Yasemin’e Allah senden razı olsun demiyorum. Razı olduğunu biliyorum. Çünkü yarattığına iftihar edeceği bir insandı o. Sanatıyla dünyayı güzelleştirdi, güzelliğiyle ışık saçtı, o güzel gülüşüyle içimizi ısıttı, kişiliğiyle insanlık öğretti, yol gösterdi, örnek oldu, ders verdi. Kızımıza mükemmel bir anne oldu. Bana 32 yıl cenneti yaşattı.
Mekanı cennet olsun demiyorum. Orada olduğunu biliyorum.
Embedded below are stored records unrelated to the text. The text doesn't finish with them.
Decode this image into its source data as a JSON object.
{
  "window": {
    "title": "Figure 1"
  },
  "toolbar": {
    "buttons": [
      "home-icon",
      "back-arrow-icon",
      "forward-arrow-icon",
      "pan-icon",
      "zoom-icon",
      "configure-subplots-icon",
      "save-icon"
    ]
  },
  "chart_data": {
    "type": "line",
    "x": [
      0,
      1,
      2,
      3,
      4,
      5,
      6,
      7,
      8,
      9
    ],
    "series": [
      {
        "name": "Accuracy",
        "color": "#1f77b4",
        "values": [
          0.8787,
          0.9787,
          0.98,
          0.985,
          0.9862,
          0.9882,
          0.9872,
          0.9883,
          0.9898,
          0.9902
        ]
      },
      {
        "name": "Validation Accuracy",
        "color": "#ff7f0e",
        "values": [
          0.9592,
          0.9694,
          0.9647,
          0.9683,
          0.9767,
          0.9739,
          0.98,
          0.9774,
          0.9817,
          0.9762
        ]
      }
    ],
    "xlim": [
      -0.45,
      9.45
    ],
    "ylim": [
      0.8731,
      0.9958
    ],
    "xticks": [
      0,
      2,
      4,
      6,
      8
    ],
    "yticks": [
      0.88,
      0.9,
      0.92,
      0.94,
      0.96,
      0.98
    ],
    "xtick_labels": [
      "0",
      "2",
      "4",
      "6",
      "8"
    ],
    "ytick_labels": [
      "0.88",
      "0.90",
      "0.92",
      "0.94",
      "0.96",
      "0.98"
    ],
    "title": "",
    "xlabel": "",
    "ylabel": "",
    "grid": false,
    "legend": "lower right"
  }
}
Sevdiklerinizle uzun, mutluluk dolu bir yaşam dileğiyle.


İLK KAZAMIZ
Yıllar önce bir akşam İsmet abim ile akşam yemeğine gidiyorduk. Arabayı abim kullanıyordu.Köy içinden geçerken abim taze süt almak istedi, durduk. Adam sütü getirdi. Belki hatırlarsınız, bir ara koka kola iki parçalı şişeler kullanıyordu. Bize verilen şişenin alt kısmı her nasılsa çıkartılmış. Élimize altı yuvarlak, yani bir yere konması mümkün olmayan bir şişe tutuşturdular. Hareket ettik ve ben elimdeki şişeyi koyacak bir yer aramaya başladım. Birden müthiş bir metal gürültüsüyle sarsıldık. Yüzüm arabanın ön camına çarpıp geri geldi, Cam parça parça oldu. Eektrik direğine çarptığımız için caddenin bütün ışıkları söndürmeyi becerdik..
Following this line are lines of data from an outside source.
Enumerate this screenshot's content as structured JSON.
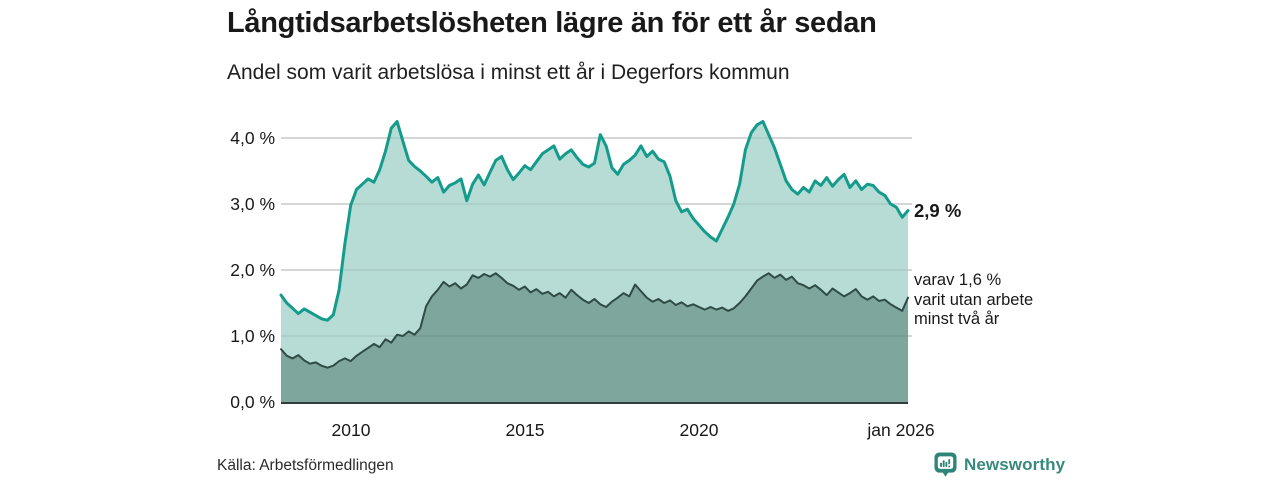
{
  "header": {
    "title": "Långtidsarbetslösheten lägre än för ett år sedan",
    "subtitle": "Andel som varit arbetslösa i minst ett år i Degerfors kommun"
  },
  "chart_data": {
    "type": "area",
    "title": "Långtidsarbetslösheten lägre än för ett år sedan",
    "subtitle": "Andel som varit arbetslösa i minst ett år i Degerfors kommun",
    "unit": "%",
    "x_start": 2008.0,
    "x_end": 2026.0,
    "x_step_years": 0.1667,
    "x_note": "monthly-style series sampled every 2 months, jan 2008 to jan 2026",
    "ylim": [
      0,
      4.35
    ],
    "grid": true,
    "series": [
      {
        "name": "Andel som varit arbetslösa minst ett år",
        "line_color": "#149b8b",
        "fill_color": "#b7dcd5",
        "last_value": 2.9,
        "values": [
          1.62,
          1.5,
          1.42,
          1.34,
          1.41,
          1.36,
          1.31,
          1.26,
          1.24,
          1.32,
          1.7,
          2.4,
          2.98,
          3.22,
          3.3,
          3.38,
          3.33,
          3.52,
          3.8,
          4.15,
          4.25,
          3.95,
          3.66,
          3.57,
          3.5,
          3.42,
          3.33,
          3.4,
          3.18,
          3.28,
          3.32,
          3.38,
          3.05,
          3.3,
          3.44,
          3.29,
          3.48,
          3.66,
          3.72,
          3.52,
          3.37,
          3.47,
          3.58,
          3.52,
          3.64,
          3.76,
          3.82,
          3.88,
          3.68,
          3.76,
          3.82,
          3.7,
          3.6,
          3.56,
          3.62,
          4.05,
          3.88,
          3.55,
          3.45,
          3.6,
          3.66,
          3.74,
          3.88,
          3.72,
          3.8,
          3.68,
          3.64,
          3.42,
          3.05,
          2.88,
          2.92,
          2.78,
          2.68,
          2.58,
          2.5,
          2.44,
          2.62,
          2.8,
          3.0,
          3.3,
          3.82,
          4.08,
          4.2,
          4.25,
          4.05,
          3.85,
          3.6,
          3.35,
          3.22,
          3.15,
          3.25,
          3.18,
          3.35,
          3.28,
          3.4,
          3.27,
          3.37,
          3.45,
          3.25,
          3.35,
          3.22,
          3.3,
          3.28,
          3.18,
          3.13,
          3.0,
          2.95,
          2.8,
          2.9
        ]
      },
      {
        "name": "varav utan arbete minst två år",
        "line_color": "#2e4b45",
        "fill_color": "#7ea69c",
        "last_value": 1.6,
        "values": [
          0.8,
          0.7,
          0.66,
          0.71,
          0.63,
          0.58,
          0.6,
          0.55,
          0.52,
          0.55,
          0.62,
          0.66,
          0.62,
          0.7,
          0.76,
          0.82,
          0.88,
          0.83,
          0.95,
          0.9,
          1.02,
          1.0,
          1.07,
          1.02,
          1.12,
          1.45,
          1.6,
          1.7,
          1.82,
          1.75,
          1.8,
          1.72,
          1.78,
          1.92,
          1.88,
          1.94,
          1.9,
          1.95,
          1.88,
          1.8,
          1.76,
          1.7,
          1.75,
          1.66,
          1.71,
          1.64,
          1.67,
          1.6,
          1.65,
          1.58,
          1.7,
          1.62,
          1.55,
          1.5,
          1.56,
          1.48,
          1.44,
          1.52,
          1.58,
          1.65,
          1.6,
          1.78,
          1.68,
          1.58,
          1.52,
          1.56,
          1.5,
          1.54,
          1.47,
          1.51,
          1.45,
          1.48,
          1.44,
          1.4,
          1.44,
          1.4,
          1.43,
          1.38,
          1.42,
          1.5,
          1.6,
          1.72,
          1.84,
          1.9,
          1.95,
          1.88,
          1.93,
          1.85,
          1.9,
          1.8,
          1.77,
          1.72,
          1.77,
          1.7,
          1.62,
          1.72,
          1.66,
          1.6,
          1.65,
          1.71,
          1.6,
          1.55,
          1.6,
          1.53,
          1.55,
          1.48,
          1.43,
          1.38,
          1.58
        ]
      }
    ],
    "y_ticks": [
      {
        "value": 0,
        "label": "0,0 %"
      },
      {
        "value": 1,
        "label": "1,0 %"
      },
      {
        "value": 2,
        "label": "2,0 %"
      },
      {
        "value": 3,
        "label": "3,0 %"
      },
      {
        "value": 4,
        "label": "4,0 %"
      }
    ],
    "x_ticks": [
      {
        "value": 2010,
        "label": "2010"
      },
      {
        "value": 2015,
        "label": "2015"
      },
      {
        "value": 2020,
        "label": "2020"
      },
      {
        "value": 2026,
        "label": "jan 2026"
      }
    ],
    "colors": {
      "gridline": "#d9d9d9",
      "baseline": "#333d3a",
      "brand_teal": "#2e8577"
    }
  },
  "annotations": {
    "latest_total": "2,9 %",
    "sub_line1": "varav 1,6 %",
    "sub_line2": "varit utan arbete",
    "sub_line3": "minst två år"
  },
  "footer": {
    "source": "Källa: Arbetsförmedlingen",
    "brand": "Newsworthy"
  }
}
Meğer abim bu oğlan şişeyi nereye koyacak acaba, kaygısıyla yola bakmayı unuttuğundan direğe bindirmiştik. Elimi yüzüme götürdüm parmaklarım ıslandı, kan kaybediyordum. Abimin de sol kaşının üstü kanıyordu. Direksiyona göğsü çarptığı için ( bu arada ikimizde kemer takmamıştık) direksiyon sağa doğru eğilmişti. “Abi iyi misin? diye sordum. “Hayır iyi değilim” cevabını alınca güçlükle arabadan çıkıp karanlıkta yardım aramaya başladım.
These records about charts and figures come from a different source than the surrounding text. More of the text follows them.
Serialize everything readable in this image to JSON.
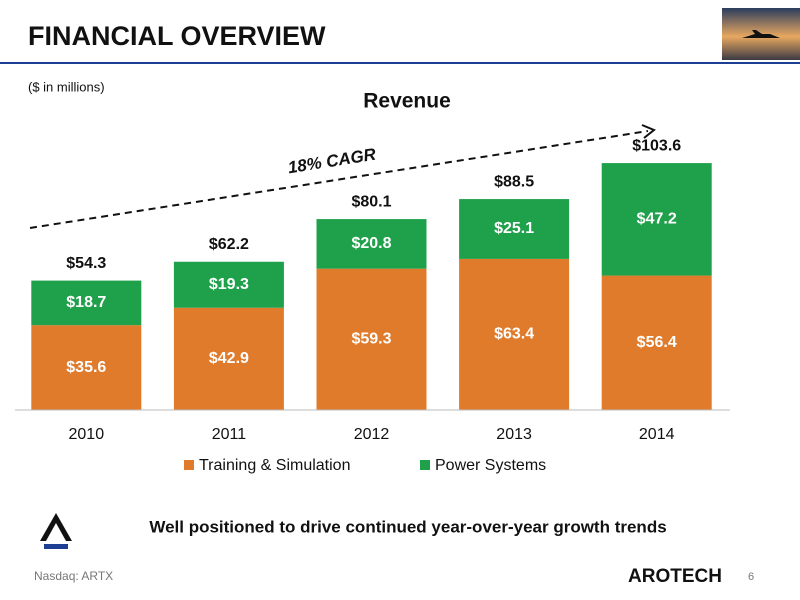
{
  "header": {
    "title": "FINANCIAL OVERVIEW"
  },
  "chart_data": {
    "type": "bar",
    "stacked": true,
    "title": "Revenue",
    "subtitle": "($ in millions)",
    "annotation": "18% CAGR",
    "categories": [
      "2010",
      "2011",
      "2012",
      "2013",
      "2014"
    ],
    "series": [
      {
        "name": "Training & Simulation",
        "color": "#e07b2c",
        "values": [
          35.6,
          42.9,
          59.3,
          63.4,
          56.4
        ],
        "value_labels": [
          "$35.6",
          "$42.9",
          "$59.3",
          "$63.4",
          "$56.4"
        ]
      },
      {
        "name": "Power Systems",
        "color": "#1fa04b",
        "values": [
          18.7,
          19.3,
          20.8,
          25.1,
          47.2
        ],
        "value_labels": [
          "$18.7",
          "$19.3",
          "$20.8",
          "$25.1",
          "$47.2"
        ]
      }
    ],
    "totals": [
      54.3,
      62.2,
      80.1,
      88.5,
      103.6
    ],
    "total_labels": [
      "$54.3",
      "$62.2",
      "$80.1",
      "$88.5",
      "$103.6"
    ],
    "ylim": [
      0,
      120
    ],
    "legend": "bottom"
  },
  "footer": {
    "tagline": "Well positioned to drive continued year-over-year growth trends",
    "ticker": "Nasdaq: ARTX",
    "logo": "AROTECH",
    "page": "6"
  }
}
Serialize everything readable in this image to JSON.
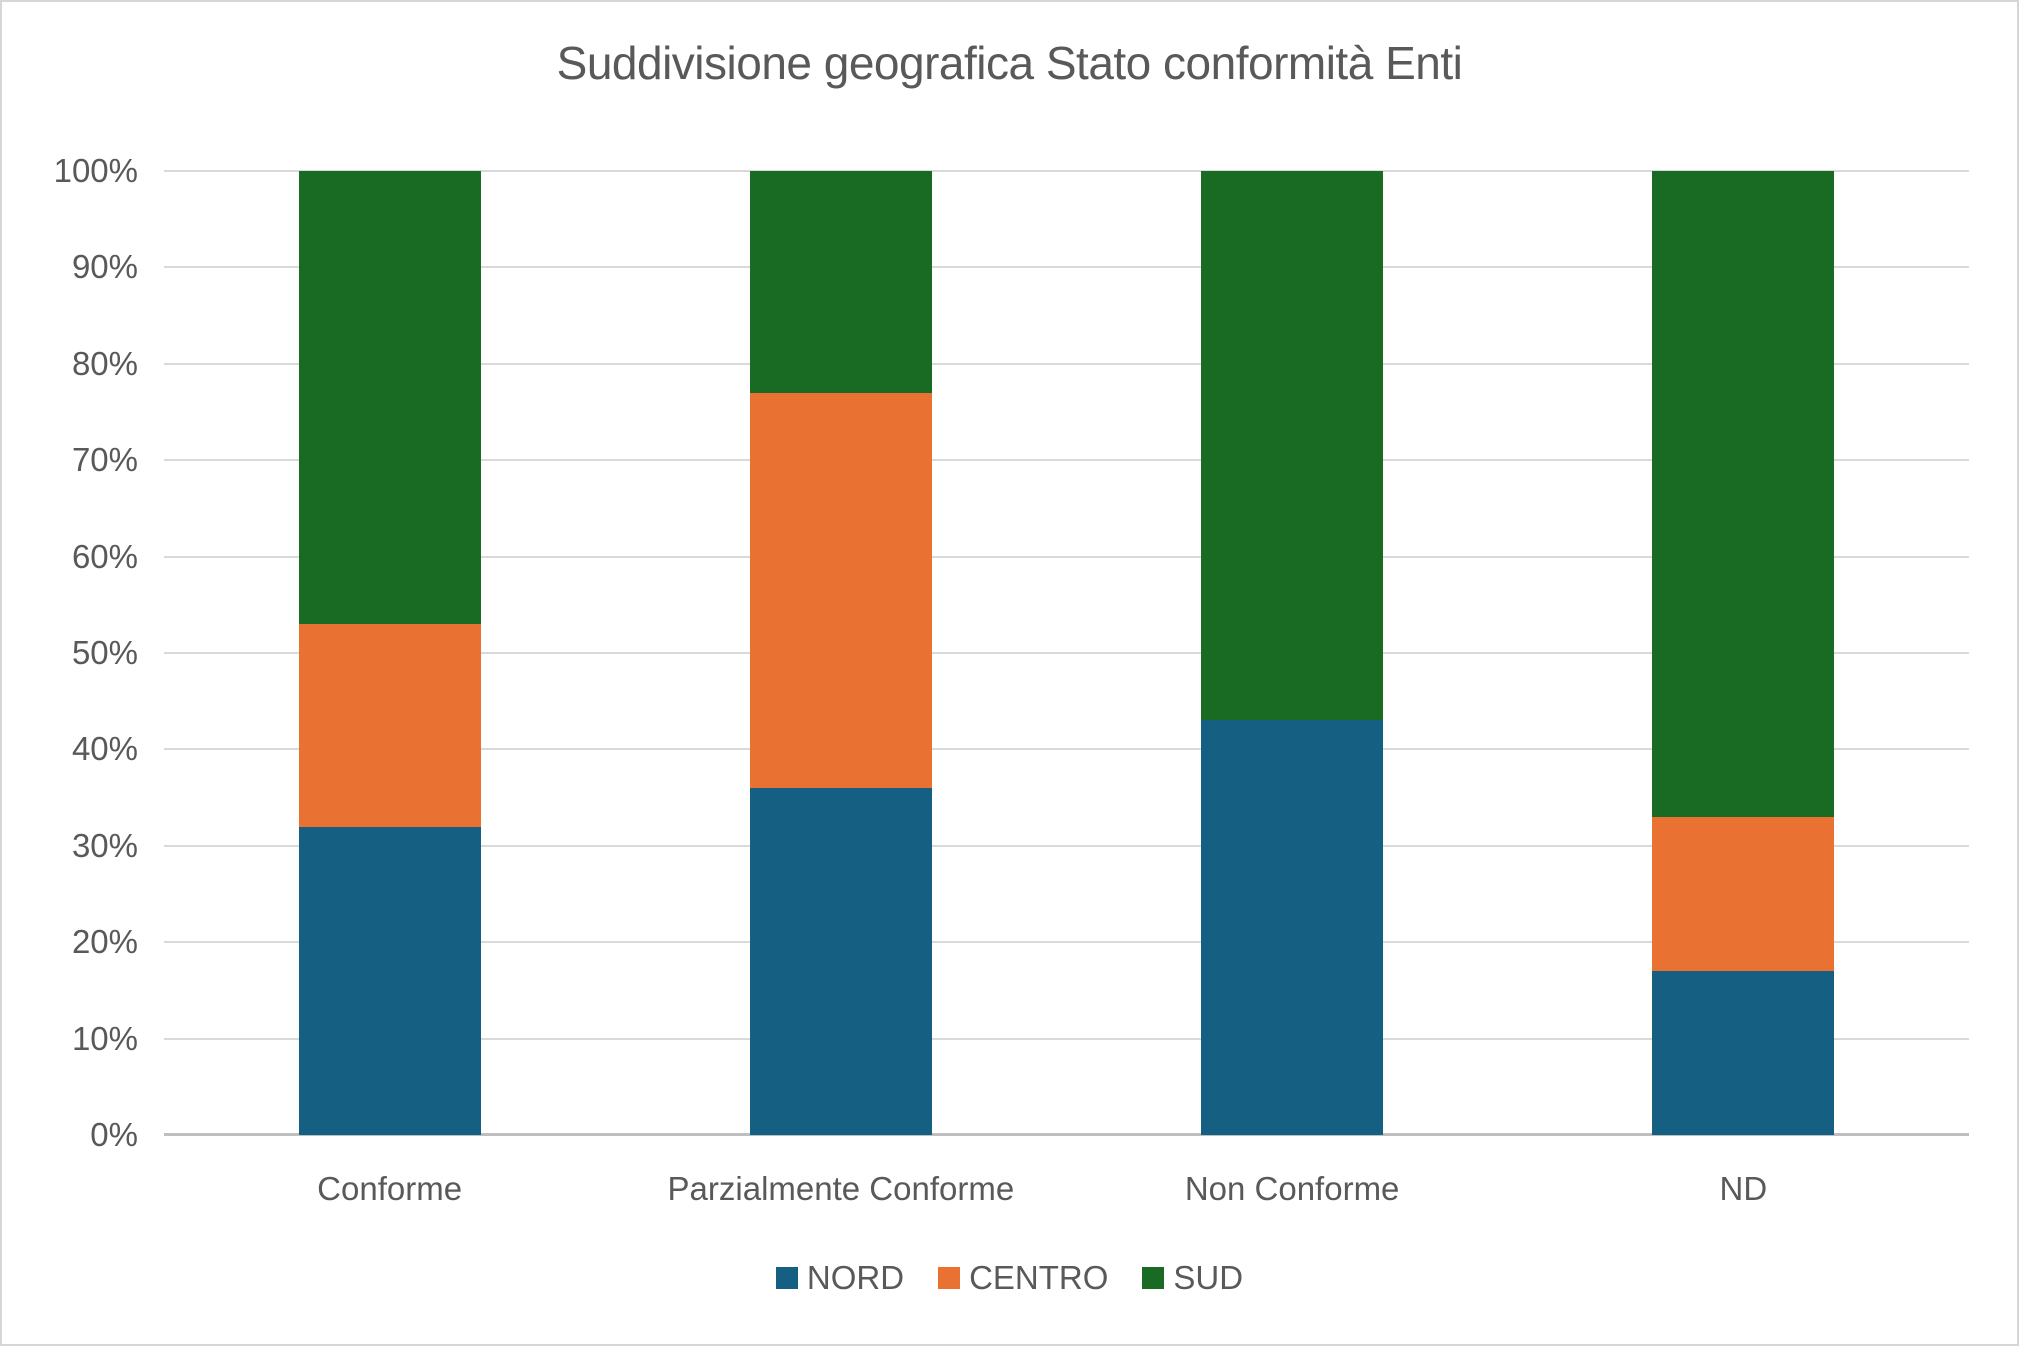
{
  "title": "Suddivisione geografica Stato conformità Enti",
  "chart_data": {
    "type": "bar",
    "variant": "100%-stacked-column",
    "title": "Suddivisione geografica Stato conformità Enti",
    "categories": [
      "Conforme",
      "Parzialmente Conforme",
      "Non Conforme",
      "ND"
    ],
    "series": [
      {
        "name": "NORD",
        "color": "#156082",
        "values": [
          32,
          36,
          43,
          17
        ]
      },
      {
        "name": "CENTRO",
        "color": "#E97132",
        "values": [
          21,
          41,
          0,
          16
        ]
      },
      {
        "name": "SUD",
        "color": "#196B24",
        "values": [
          47,
          23,
          57,
          67
        ]
      }
    ],
    "xlabel": "",
    "ylabel": "",
    "ylim": [
      0,
      100
    ],
    "y_ticks": [
      "0%",
      "10%",
      "20%",
      "30%",
      "40%",
      "50%",
      "60%",
      "70%",
      "80%",
      "90%",
      "100%"
    ],
    "grid": true,
    "legend_position": "bottom"
  },
  "colors": {
    "text": "#595959",
    "gridline": "#D9D9D9",
    "axis_line": "#BFBFBF",
    "background": "#FFFFFF",
    "canvas_border": "#D6D6D6"
  }
}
İçmelerdeki fırıncı bizi arabasına aldı, hastaneye getirdi. Kesiklerimizi temizlediler, kanları sildiler, pansuman yaptılar. Polise ifade verdik. Ertesi gün abimin göğüs ağrıları sürdüğünden benim cipi alıp Muğla Devlet Hastanesine gittik. Çekilen filmde kırık olmadığı, sadece adele ezilmesi olduğu tesbit edildi. Abimin göğsündeki yağlar hava yastığı görevi yapmış kaburgalarını korumuştu.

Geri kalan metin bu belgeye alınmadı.